The 3,4-Duoprism
The 3,4-duoprism is a 4D uniform polychoron in the infinite duoprism family. It is the Cartesian product of a triangle and a square, and is bounded by 4 triangular prisms and 3 cubes.
This is the perspective projection of the 3,4-duoprism into 3D, centered on one of its square ridges.
Triangular prism-prism
The 3,4-duoprism is the same as the extruded triangular prism, that is, the prism of a triangular prism. This construction of the 3,4-duoprism is more readily seen from a different 4D viewpoint:
With this “triangular prism within a triangular prism” projection, it is easier to see how the 3,4-duoprism is formed by extruding a triangular prism. The outer and inner triangular prisms may be regarded as the endpoints of the extrusion. Starting from the outer prism, as we extrude it towards the inner prism, its triangular caps trace out 2 more triangular prisms, and its square faces trace out cubes (seen here as flattened frustums due to foreshortening).
Structure
The 4 triangular prism cells of the 3,4-duoprism form a ring, as shown by the images below:
The 3 cubical cells of the 3,4-duoprism also form a ring, shown next:
Most of these cells have been foreshortened by perspective projection, causing them to appear squished or otherwise deformed. However, this is only because they are seen at an angle; in 4D, they are perfectly uniform triangular prisms and perfectly regular cubes.
Animations
The following animation shows the 3,4-duoprism rotating in the plane of the ring of 3 cubes:
We've rendered one of the cells in red and everything else in a transparent color, so that you can see the path traced out by the cell as it rotates.

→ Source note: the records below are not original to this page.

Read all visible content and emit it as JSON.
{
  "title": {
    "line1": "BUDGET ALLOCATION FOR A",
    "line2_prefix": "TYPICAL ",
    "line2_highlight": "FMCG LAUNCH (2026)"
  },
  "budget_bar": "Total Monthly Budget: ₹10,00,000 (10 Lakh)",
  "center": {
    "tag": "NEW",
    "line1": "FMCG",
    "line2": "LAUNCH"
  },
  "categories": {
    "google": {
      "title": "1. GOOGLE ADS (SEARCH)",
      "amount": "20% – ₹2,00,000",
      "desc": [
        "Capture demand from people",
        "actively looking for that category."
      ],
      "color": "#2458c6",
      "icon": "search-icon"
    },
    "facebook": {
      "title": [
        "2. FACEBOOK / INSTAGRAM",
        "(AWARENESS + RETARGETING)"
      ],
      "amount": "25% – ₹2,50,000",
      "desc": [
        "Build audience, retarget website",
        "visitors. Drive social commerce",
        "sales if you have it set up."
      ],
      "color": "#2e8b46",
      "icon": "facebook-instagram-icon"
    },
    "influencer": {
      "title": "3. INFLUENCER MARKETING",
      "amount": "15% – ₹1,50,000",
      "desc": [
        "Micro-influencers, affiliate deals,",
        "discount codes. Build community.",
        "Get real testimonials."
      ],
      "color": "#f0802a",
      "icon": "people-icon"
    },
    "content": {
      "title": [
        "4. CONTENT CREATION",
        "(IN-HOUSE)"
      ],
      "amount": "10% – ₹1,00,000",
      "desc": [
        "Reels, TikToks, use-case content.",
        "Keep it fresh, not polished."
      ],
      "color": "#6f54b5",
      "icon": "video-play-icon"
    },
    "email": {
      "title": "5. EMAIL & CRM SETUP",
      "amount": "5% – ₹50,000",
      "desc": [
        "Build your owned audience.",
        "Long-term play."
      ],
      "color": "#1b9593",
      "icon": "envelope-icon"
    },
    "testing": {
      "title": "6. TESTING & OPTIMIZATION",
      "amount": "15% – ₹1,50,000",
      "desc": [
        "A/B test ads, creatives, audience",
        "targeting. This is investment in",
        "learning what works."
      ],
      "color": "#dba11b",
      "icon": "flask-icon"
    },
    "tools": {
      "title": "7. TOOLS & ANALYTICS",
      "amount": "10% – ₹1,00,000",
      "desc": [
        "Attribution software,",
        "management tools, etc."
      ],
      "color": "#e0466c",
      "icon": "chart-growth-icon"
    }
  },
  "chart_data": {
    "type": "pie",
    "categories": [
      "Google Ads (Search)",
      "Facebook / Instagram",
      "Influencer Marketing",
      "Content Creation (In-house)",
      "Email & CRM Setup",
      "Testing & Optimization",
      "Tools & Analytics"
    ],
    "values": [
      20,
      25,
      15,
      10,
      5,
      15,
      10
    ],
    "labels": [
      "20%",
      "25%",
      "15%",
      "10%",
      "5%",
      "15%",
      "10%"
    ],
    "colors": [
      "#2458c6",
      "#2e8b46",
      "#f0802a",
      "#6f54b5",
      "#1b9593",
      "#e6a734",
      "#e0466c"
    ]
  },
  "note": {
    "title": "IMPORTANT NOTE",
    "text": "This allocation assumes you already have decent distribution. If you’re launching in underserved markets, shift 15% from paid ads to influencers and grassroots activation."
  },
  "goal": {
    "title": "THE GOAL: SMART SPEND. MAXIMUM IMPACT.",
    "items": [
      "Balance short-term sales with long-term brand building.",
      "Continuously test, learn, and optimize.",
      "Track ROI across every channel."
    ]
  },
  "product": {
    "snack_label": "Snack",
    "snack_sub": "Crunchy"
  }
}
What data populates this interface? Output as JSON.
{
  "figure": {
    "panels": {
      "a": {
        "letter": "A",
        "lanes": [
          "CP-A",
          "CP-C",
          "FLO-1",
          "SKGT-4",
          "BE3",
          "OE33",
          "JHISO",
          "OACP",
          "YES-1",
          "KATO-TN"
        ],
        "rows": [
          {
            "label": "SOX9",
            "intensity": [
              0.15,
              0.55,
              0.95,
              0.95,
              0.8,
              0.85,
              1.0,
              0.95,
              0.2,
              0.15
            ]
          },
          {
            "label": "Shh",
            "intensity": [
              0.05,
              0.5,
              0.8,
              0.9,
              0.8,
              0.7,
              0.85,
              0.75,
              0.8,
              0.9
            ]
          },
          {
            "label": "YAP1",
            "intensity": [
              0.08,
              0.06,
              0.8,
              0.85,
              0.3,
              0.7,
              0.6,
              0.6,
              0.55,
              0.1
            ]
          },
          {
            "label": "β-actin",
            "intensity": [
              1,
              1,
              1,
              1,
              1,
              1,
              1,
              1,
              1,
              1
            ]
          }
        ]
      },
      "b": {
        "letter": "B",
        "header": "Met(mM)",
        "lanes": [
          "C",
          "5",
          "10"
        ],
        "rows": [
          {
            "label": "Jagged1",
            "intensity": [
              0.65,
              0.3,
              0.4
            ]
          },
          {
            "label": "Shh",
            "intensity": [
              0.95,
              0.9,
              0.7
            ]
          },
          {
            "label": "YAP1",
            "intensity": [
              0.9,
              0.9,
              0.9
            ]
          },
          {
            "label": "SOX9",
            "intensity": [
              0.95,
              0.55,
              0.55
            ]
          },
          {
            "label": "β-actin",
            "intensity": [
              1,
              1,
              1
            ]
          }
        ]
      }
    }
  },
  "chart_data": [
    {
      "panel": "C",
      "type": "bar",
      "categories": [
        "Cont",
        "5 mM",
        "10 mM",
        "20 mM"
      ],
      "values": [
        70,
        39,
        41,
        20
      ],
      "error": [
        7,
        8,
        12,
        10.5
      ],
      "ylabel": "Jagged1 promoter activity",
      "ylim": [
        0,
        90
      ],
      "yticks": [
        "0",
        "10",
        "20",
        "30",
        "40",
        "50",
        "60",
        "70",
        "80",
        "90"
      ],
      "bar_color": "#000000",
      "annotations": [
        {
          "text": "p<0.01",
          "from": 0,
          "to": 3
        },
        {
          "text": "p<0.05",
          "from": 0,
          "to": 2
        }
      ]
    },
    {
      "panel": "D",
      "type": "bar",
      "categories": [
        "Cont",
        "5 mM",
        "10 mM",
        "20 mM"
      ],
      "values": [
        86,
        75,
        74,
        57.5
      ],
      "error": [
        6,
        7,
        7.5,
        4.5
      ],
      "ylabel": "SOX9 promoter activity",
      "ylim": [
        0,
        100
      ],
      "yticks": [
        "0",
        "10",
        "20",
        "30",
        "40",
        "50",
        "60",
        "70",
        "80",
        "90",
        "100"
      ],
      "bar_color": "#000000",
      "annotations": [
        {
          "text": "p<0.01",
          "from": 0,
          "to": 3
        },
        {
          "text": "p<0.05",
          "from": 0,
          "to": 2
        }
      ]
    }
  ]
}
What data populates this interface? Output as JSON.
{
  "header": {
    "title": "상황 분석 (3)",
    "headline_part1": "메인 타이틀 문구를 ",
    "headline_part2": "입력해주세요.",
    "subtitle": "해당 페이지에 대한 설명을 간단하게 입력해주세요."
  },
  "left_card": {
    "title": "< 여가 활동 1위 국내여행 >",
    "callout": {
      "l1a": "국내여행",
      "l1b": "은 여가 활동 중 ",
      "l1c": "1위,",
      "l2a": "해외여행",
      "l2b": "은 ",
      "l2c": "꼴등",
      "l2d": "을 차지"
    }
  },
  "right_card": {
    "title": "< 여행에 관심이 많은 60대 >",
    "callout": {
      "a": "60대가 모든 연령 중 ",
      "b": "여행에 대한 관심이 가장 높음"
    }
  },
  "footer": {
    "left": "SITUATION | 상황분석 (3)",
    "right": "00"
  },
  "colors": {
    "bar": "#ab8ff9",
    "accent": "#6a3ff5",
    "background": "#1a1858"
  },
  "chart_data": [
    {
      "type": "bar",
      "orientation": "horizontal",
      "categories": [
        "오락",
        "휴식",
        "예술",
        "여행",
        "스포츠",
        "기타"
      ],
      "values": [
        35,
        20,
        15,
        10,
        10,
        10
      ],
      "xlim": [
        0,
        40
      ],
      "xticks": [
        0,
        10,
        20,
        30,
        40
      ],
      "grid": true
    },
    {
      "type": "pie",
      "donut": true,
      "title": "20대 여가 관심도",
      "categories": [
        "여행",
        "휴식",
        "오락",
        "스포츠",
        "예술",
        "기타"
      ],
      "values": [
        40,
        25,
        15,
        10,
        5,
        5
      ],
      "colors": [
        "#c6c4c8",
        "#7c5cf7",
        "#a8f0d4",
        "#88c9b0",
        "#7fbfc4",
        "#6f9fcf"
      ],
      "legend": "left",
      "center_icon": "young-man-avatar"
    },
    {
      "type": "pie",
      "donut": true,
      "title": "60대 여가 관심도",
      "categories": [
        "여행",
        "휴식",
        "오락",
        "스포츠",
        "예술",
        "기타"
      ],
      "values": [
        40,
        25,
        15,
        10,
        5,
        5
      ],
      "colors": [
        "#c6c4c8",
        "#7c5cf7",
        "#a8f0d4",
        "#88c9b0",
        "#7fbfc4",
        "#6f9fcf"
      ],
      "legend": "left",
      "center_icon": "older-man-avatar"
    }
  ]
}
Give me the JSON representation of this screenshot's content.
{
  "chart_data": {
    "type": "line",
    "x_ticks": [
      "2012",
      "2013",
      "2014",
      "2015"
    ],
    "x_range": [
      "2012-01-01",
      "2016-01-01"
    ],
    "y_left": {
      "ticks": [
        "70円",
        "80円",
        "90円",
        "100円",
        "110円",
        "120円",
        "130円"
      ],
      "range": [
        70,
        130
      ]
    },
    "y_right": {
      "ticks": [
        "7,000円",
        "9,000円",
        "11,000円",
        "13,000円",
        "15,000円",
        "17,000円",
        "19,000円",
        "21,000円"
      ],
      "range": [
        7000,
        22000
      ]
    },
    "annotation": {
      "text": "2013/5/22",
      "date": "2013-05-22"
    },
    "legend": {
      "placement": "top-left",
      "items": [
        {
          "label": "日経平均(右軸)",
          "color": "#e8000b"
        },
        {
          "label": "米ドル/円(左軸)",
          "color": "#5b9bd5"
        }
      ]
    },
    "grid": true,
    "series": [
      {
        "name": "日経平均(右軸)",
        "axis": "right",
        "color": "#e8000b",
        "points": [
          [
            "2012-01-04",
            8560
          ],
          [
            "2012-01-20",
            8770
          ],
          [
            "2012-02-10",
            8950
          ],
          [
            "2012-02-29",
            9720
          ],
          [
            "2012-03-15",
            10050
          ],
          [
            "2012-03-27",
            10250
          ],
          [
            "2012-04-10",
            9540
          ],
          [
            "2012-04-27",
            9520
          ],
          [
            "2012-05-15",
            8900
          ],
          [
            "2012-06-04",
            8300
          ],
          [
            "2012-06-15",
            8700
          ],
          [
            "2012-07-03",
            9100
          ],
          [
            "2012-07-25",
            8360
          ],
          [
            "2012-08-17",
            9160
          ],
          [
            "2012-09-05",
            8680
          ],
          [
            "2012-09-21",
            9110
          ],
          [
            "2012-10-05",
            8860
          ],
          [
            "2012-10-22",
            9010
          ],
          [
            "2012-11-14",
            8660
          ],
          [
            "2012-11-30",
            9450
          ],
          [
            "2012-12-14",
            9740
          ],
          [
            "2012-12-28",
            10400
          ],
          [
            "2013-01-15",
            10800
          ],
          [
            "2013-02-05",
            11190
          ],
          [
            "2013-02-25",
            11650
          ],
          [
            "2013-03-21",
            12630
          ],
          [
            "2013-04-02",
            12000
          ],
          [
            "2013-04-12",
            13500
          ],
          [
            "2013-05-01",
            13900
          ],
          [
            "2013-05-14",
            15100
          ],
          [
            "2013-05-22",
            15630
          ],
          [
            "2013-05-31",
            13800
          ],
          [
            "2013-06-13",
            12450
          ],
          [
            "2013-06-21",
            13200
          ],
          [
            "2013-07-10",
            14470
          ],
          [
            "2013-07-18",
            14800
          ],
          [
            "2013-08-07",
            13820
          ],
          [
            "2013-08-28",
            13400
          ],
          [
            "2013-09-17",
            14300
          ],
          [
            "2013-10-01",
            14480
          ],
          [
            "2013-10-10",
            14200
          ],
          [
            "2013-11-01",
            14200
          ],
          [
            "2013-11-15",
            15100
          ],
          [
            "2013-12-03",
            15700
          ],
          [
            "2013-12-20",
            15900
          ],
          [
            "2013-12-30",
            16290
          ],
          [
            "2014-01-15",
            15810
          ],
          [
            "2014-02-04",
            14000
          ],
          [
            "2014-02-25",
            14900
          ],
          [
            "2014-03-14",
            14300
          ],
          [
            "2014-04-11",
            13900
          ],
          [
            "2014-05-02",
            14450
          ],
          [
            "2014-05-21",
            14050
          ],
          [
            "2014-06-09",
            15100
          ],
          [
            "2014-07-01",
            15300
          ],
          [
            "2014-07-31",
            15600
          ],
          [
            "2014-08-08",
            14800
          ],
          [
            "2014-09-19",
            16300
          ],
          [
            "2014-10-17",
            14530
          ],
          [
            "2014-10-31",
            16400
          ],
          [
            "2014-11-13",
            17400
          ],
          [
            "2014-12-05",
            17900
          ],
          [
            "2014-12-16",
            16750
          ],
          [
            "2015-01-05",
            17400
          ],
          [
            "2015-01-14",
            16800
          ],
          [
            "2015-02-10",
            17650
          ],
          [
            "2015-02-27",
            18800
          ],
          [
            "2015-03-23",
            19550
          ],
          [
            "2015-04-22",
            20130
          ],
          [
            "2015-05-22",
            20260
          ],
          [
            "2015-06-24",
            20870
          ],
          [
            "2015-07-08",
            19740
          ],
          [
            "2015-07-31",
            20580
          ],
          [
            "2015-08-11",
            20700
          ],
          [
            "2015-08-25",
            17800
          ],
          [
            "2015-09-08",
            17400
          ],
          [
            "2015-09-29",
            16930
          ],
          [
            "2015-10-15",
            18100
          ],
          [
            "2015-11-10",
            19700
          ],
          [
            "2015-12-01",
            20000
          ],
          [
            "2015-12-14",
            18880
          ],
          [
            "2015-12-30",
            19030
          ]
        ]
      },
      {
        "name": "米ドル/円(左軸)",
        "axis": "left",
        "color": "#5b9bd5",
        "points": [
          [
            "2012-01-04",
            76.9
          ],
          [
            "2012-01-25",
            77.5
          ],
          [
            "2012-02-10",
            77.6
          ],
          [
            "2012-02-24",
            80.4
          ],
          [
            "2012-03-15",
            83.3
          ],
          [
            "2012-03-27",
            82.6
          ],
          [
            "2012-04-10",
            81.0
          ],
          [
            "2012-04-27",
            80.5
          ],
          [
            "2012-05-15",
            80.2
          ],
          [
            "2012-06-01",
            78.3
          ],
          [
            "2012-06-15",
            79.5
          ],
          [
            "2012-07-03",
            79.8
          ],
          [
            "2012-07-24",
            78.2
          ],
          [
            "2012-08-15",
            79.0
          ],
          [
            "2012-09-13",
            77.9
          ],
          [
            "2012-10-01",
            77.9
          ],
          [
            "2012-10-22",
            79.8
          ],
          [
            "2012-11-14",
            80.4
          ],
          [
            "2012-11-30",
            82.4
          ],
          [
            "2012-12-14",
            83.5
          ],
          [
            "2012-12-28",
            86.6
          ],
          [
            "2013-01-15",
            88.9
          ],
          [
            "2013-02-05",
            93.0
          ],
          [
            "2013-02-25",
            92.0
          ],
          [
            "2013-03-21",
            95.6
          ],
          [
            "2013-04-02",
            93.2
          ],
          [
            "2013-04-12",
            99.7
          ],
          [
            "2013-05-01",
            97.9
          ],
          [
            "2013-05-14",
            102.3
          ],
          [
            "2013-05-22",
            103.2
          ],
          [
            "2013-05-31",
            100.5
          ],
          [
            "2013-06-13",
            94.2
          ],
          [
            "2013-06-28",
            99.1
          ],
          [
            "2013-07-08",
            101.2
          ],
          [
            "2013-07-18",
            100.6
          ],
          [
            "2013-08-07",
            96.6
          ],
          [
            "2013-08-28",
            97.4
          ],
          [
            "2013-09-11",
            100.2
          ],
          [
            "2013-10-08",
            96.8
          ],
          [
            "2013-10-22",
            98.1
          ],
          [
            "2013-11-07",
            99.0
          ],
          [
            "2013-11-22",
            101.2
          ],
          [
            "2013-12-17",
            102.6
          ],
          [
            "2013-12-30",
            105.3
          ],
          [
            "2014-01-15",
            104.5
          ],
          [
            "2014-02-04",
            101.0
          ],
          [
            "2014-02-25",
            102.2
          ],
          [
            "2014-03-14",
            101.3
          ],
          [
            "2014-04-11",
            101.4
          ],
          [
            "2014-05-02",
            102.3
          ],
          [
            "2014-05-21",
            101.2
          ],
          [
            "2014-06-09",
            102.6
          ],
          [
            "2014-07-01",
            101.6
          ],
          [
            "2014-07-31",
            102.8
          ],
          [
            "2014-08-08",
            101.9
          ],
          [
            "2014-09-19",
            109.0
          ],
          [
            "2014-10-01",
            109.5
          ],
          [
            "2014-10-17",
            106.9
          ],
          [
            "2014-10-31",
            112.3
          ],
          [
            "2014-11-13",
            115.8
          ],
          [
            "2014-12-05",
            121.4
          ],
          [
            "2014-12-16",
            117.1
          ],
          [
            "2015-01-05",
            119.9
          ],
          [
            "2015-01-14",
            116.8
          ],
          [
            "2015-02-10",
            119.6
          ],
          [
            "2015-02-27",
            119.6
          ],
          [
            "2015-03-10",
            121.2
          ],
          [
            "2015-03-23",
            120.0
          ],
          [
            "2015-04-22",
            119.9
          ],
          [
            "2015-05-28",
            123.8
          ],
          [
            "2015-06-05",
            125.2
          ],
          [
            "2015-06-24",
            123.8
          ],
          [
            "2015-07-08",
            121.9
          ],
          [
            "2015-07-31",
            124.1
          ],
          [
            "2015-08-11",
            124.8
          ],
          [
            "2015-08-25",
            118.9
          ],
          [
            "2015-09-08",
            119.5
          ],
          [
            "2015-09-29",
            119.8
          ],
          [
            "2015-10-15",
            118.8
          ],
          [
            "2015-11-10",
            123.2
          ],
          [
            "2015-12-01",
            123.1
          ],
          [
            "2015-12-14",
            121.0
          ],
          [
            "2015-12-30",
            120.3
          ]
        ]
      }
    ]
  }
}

The next animation shows the 3,4-duoprism doing a double rotation in both the plane of its 3 cubes and also in the plane of its 4 triangular prisms.
This composite rotation, possible only in 4D and above, is composed of a simple rotation in the plane of the cubes and another simple rotation in the plane of the triangular prisms at 1/4 the rotation rate of the former. Notice how the vertices of the 3,4-duoprism trace out spiralling paths characteristic of these complex gyrations.